I guess if you say it often enough people will begin to believe it. Why else would Simon Robbins, Senior Responsible Officer for A Picture of Health have blurted the above out at the JCPCT meeting on 3rd March? Unfortunately for Mr. Senior Responsible Officer, the people of Bexley and Bromley Boroughs and elsewhere have already seen through the mutterings of the unelected bureaucrats that are attempting to force through this APoH consultation document that many don't even understand.

The focus has been on the loss of A & E but let's for a moment look at children's services. The Healthcare Commission has given Queen Mary's a "good" for services for children, whilst PRU (Farnborough) and Woolwich both only get a "fair". Yet which hospital is going to lose its children's services - inpatients, assessment and treatment, in all 3 options? Answer: Queen Mary's.

"Clinical perspective" indeed. It would be funny if these people weren't actually deciding our children's future health care provision.

Monday 3 March 2008

KEEP OUR N H S PUBLIC

Across England NHS patients and local communities have been linking up with nurses, doctors and other health care workers to meet, march, protest and lobby as they fight to stop further closures and cuts in local NHS services. Beds, wards and even whole hospitals are closing down.

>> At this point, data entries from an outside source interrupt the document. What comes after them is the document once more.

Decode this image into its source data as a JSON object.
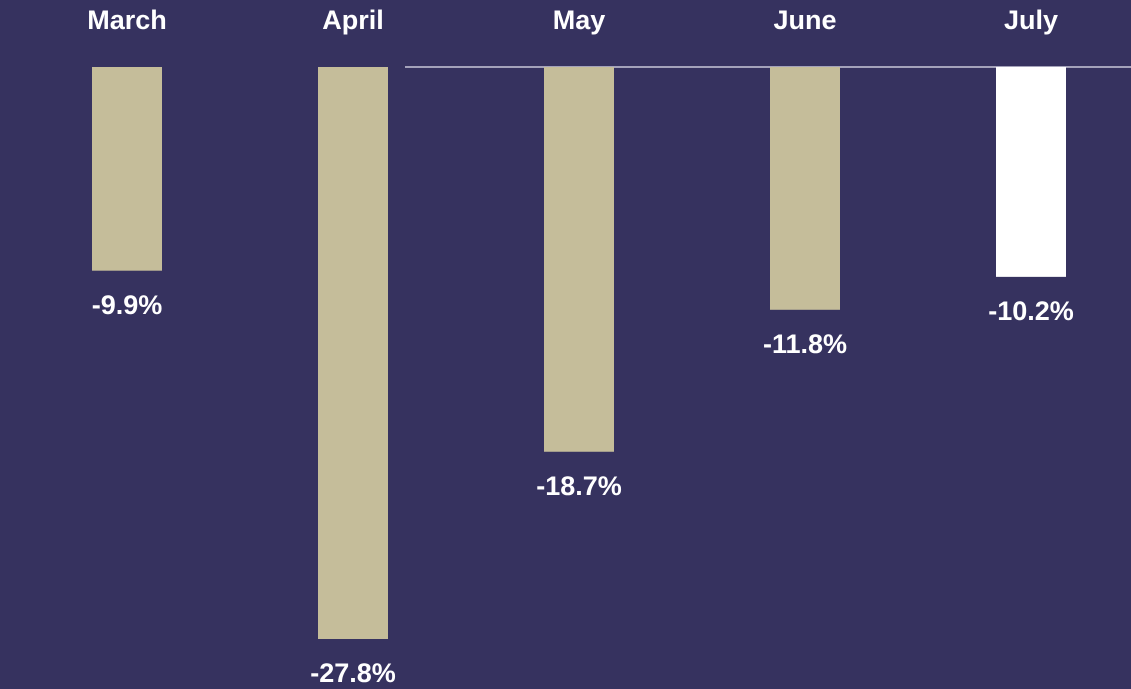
{
  "chart_data": {
    "type": "bar",
    "categories": [
      "March",
      "April",
      "May",
      "June",
      "July"
    ],
    "values": [
      -9.9,
      -27.8,
      -18.7,
      -11.8,
      -10.2
    ],
    "value_labels": [
      "-9.9%",
      "-27.8%",
      "-18.7%",
      "-11.8%",
      "-10.2%"
    ],
    "colors": [
      "#c5bd9a",
      "#c5bd9a",
      "#c5bd9a",
      "#c5bd9a",
      "#ffffff"
    ]
  }
}
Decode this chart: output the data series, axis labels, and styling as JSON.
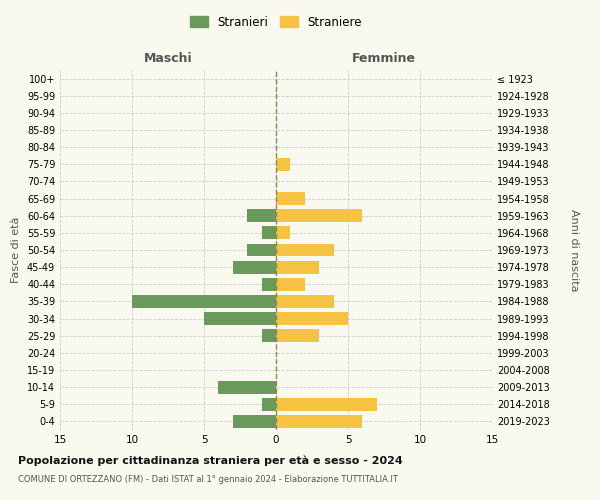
{
  "age_groups": [
    "0-4",
    "5-9",
    "10-14",
    "15-19",
    "20-24",
    "25-29",
    "30-34",
    "35-39",
    "40-44",
    "45-49",
    "50-54",
    "55-59",
    "60-64",
    "65-69",
    "70-74",
    "75-79",
    "80-84",
    "85-89",
    "90-94",
    "95-99",
    "100+"
  ],
  "birth_years": [
    "2019-2023",
    "2014-2018",
    "2009-2013",
    "2004-2008",
    "1999-2003",
    "1994-1998",
    "1989-1993",
    "1984-1988",
    "1979-1983",
    "1974-1978",
    "1969-1973",
    "1964-1968",
    "1959-1963",
    "1954-1958",
    "1949-1953",
    "1944-1948",
    "1939-1943",
    "1934-1938",
    "1929-1933",
    "1924-1928",
    "≤ 1923"
  ],
  "maschi": [
    3,
    1,
    4,
    0,
    0,
    1,
    5,
    10,
    1,
    3,
    2,
    1,
    2,
    0,
    0,
    0,
    0,
    0,
    0,
    0,
    0
  ],
  "femmine": [
    6,
    7,
    0,
    0,
    0,
    3,
    5,
    4,
    2,
    3,
    4,
    1,
    6,
    2,
    0,
    1,
    0,
    0,
    0,
    0,
    0
  ],
  "color_maschi": "#6a9a5b",
  "color_femmine": "#f5c242",
  "title": "Popolazione per cittadinanza straniera per età e sesso - 2024",
  "subtitle": "COMUNE DI ORTEZZANO (FM) - Dati ISTAT al 1° gennaio 2024 - Elaborazione TUTTITALIA.IT",
  "xlabel_left": "Maschi",
  "xlabel_right": "Femmine",
  "ylabel_left": "Fasce di età",
  "ylabel_right": "Anni di nascita",
  "xlim": 15,
  "legend_stranieri": "Stranieri",
  "legend_straniere": "Straniere",
  "bg_color": "#f9f9f0",
  "grid_color": "#cccccc"
}
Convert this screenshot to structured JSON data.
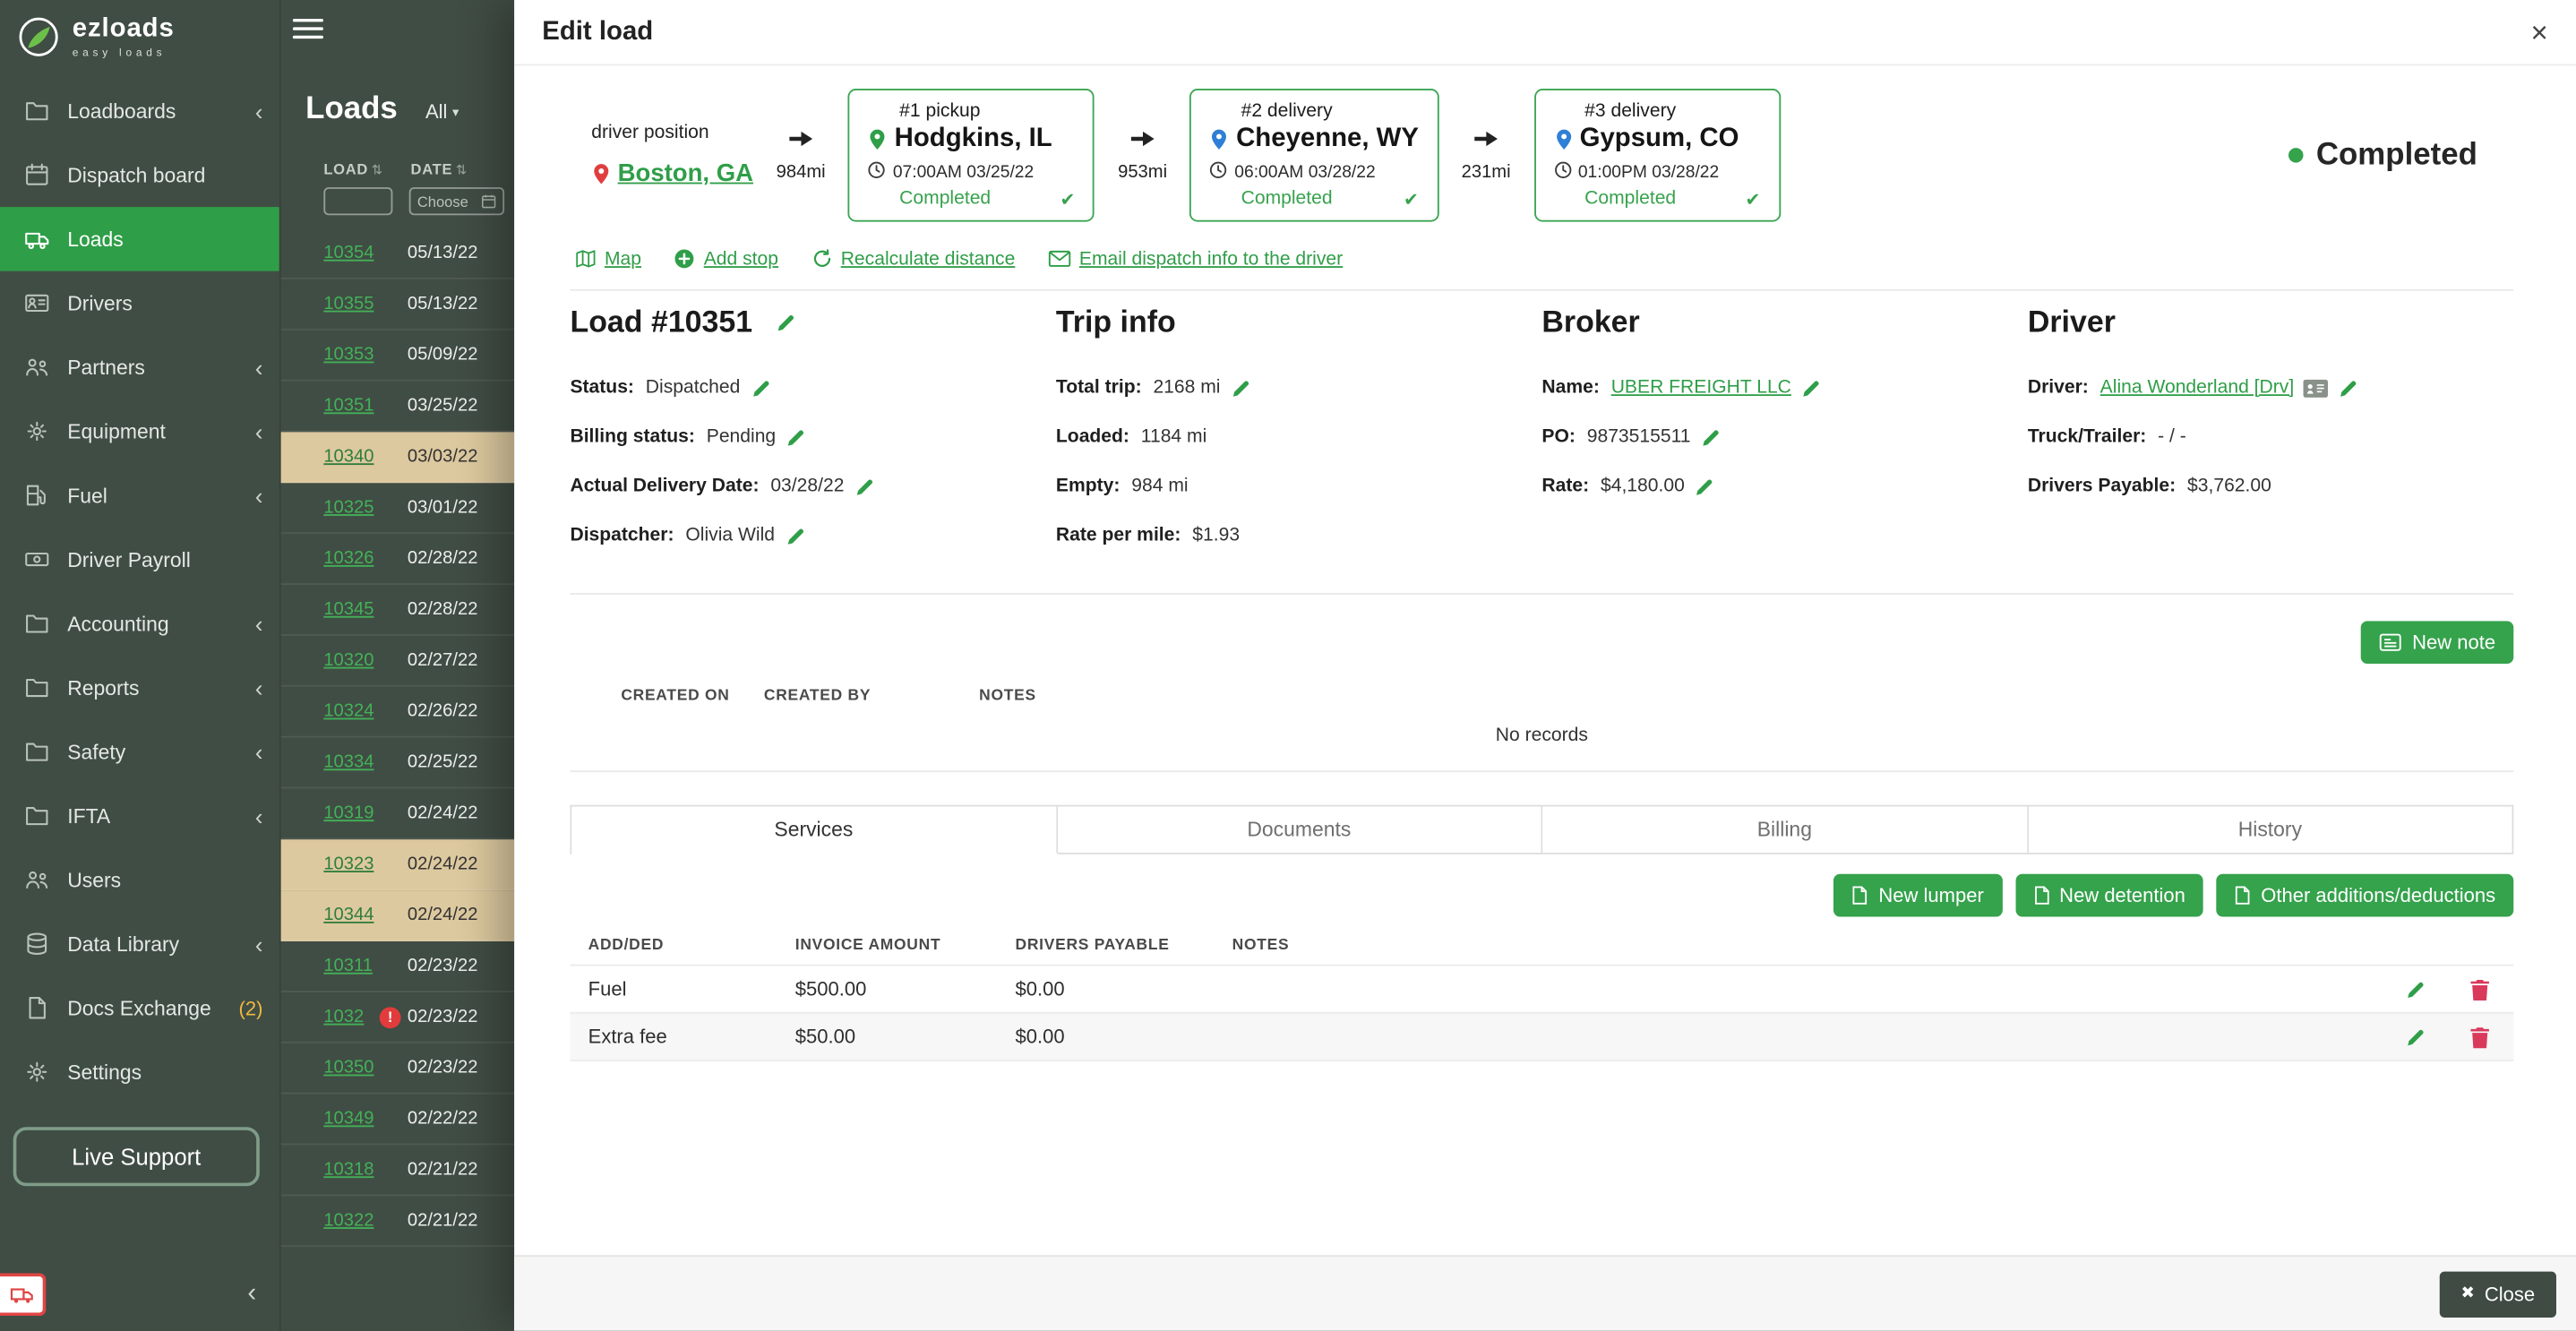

Thousands of health workers' jobs are being axed.But alongside the cuts, an unprecedented process of privatisation is under way: vital services and precious NHS resources are being handed over to the private sector, including companies run for profit for shareholders here and overseas. Now is the time to fight back to Keep Our NHS Public!The campaign was launched in September 2005 and has won the backing of hundreds of senior doctors, academics, health workers and trade union leaders, celebrities, MPs and local campaigners for its launch statement. Now we are inviting all those who support our appeal to JOIN Keep Our NHS Public, and to work with us to build local broad-based campaigns that can stop and roll back the juggernaut of a government policy that is wrecking our NHS.We campaign for our aims and principles.

Chief amongst these:
To inform the public and the media what is happening as a result of the Government's "reform" programme.
To build a broadly based non-party political campaign to prevent further fragmentation and privatisation of the NHS.
To keep our NHS Public. This means funded from taxation, free at the point of use, and provided as a public service by people employed in the NHS and accountable to the public and Parliament. To call for a public debate about the future of the NHS and to halt the further use of the private sector until such a debate is had.